But Macquart interrupted her with a fulminating glance. “Eh! hold your tongue,” he growled with suppressed anger. “Women never know what they’re talking about! Nobody would have me; my opinions are too well-known.”

Every time he was offered employment he displayed similar irritation. He did not cease, however, to ask for situations, though he always refused such as were found for him, assigning the most extraordinary reasons. When pressed upon the point he became terrible.

If Jean were to take up a newspaper after dinner he would at once exclaim: “You’d better go to bed. You’ll be getting up late to-morrow, and that’ll be another day lost. To think of that young rascal coming home with eight francs short last week! However, I’ve requested his master not give him his money in future; I’ll call for it myself.”

Jean would go to bed to avoid his father’s recriminations. He had but little sympathy with Silvère; politics bored him, and he thought his cousin “cracked.” When only the women remained, if they unfortunately started some whispered converse after clearing the table, Macquart would cry: “Now, you idlers! Is there nothing that requires mending? we’re all in rags. Look here, Gervaise, I was at your mistress’s to-day, and I learnt some fine things. You’re a good-for-nothing, a gad-about.”

Gervaise, now a grown girl of more than twenty, coloured up at thus being scolded in the presence of Silvère, who himself felt uncomfortable. One evening, having come rather late, when his uncle was not at home, he had found the mother and daughter intoxicated before an empty bottle. From that time he could never see his cousin without recalling the disgraceful spectacle she had presented, with the maudlin grin and large red patches on her poor, pale, puny face. He was not less shocked by the nasty stories that circulated with regard to her. He sometimes looked at her stealthily, with the timid surprise of a schoolboy in the presence of a disreputable character.

When the two women had taken up their needles, and were ruining their eyesight in order to mend his old shirts, Macquart, taking the best seat, would throw himself back with an air of delicious comfort, and sip and smoke like a man who relishes his laziness. This was the time when the old rogue generally railed against the wealthy for living on the sweat of the poor man’s brow. He was superbly indignant with the gentlemen of the new town, who lived so idly, and compelled the poor to keep them in luxury. The fragments of communistic notions which he culled from the newspapers in the morning became grotesque and monstrous on falling from his lips. He would talk of a time near at hand when no one would be obliged to work. He always, however, kept his fiercest animosity for the Rougons. He never could digest the potatoes he had eaten.

“I saw that vile creature Félicité buying a chicken in the market this morning,” he would say. “Those robbers of inheritances must eat chicken, forsooth!”

“Aunt Dide,” interposed Silvère, “says that uncle Pierre was very kind to you when you left the army. Didn’t he spend a large sum of money in lodging and clothing you?”
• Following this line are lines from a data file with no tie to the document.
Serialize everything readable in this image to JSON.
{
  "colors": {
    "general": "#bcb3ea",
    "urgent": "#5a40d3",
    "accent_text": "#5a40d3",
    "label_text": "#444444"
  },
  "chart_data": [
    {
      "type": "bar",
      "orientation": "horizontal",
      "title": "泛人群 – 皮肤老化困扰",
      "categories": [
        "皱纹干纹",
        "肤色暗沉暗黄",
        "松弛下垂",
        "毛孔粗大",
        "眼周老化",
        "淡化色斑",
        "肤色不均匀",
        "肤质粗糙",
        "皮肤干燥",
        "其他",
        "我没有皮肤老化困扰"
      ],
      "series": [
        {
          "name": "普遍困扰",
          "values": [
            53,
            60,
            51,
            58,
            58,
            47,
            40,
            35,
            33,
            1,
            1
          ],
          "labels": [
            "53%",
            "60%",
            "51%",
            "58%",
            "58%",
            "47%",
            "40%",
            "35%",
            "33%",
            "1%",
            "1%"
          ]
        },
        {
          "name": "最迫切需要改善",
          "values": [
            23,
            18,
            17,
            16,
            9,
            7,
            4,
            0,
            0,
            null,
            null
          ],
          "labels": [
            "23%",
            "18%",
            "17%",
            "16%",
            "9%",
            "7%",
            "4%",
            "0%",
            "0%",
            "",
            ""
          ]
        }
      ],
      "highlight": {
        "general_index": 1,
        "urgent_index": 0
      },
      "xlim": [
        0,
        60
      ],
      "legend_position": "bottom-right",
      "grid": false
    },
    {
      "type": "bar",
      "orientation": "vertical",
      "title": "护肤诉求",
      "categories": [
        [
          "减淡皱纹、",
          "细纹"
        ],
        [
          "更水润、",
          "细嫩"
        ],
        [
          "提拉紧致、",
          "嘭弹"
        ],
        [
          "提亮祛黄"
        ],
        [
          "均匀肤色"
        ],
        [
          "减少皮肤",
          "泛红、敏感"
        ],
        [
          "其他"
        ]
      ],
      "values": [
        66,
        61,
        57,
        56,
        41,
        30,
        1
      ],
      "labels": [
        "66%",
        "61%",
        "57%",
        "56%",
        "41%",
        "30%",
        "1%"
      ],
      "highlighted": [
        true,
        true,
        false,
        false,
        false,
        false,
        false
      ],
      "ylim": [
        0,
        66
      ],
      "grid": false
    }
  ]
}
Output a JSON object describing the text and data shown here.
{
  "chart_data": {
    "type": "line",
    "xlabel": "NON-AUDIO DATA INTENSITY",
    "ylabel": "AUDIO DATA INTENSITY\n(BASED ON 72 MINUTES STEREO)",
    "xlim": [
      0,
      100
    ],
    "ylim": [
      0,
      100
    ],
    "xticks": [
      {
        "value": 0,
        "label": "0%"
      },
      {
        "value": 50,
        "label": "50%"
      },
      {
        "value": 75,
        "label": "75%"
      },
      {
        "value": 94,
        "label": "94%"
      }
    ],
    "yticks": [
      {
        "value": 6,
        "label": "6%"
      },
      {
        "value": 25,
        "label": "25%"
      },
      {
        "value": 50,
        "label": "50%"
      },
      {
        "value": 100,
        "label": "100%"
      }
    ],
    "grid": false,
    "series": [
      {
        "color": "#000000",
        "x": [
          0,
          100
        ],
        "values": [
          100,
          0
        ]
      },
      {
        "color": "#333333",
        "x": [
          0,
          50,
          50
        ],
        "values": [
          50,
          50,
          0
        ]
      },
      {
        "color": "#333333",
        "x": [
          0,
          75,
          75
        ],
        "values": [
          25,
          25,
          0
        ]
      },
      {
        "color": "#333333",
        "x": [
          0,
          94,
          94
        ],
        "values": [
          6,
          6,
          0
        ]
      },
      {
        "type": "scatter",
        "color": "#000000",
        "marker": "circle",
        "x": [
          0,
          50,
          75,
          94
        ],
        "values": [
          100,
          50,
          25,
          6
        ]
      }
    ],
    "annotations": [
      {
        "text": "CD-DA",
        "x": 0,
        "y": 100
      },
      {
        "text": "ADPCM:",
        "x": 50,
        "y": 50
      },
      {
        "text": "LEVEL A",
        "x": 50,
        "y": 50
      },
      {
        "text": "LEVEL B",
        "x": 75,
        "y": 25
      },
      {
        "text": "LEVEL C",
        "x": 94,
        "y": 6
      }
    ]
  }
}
“A large sum of money!” roared Macquart in exasperation; “your grandmother is mad. It was those thieves who spread those reports themselves, so as to close my mouth. I never had anything.”

Fine again foolishly interfered, reminding him that he had received two hundred francs, besides a suit of clothes and a year’s rent. Antoine thereupon shouted to her to hold her tongue, and continued, with increasing fury: “Two hundred francs! A fine thing! I want my due, ten thousand francs. Ah! yes, talk of the hole they shoved me into like a dog, and the old frock-coat which Pierre gave me because he was ashamed to wear it any longer himself, it was so dirty and ragged!”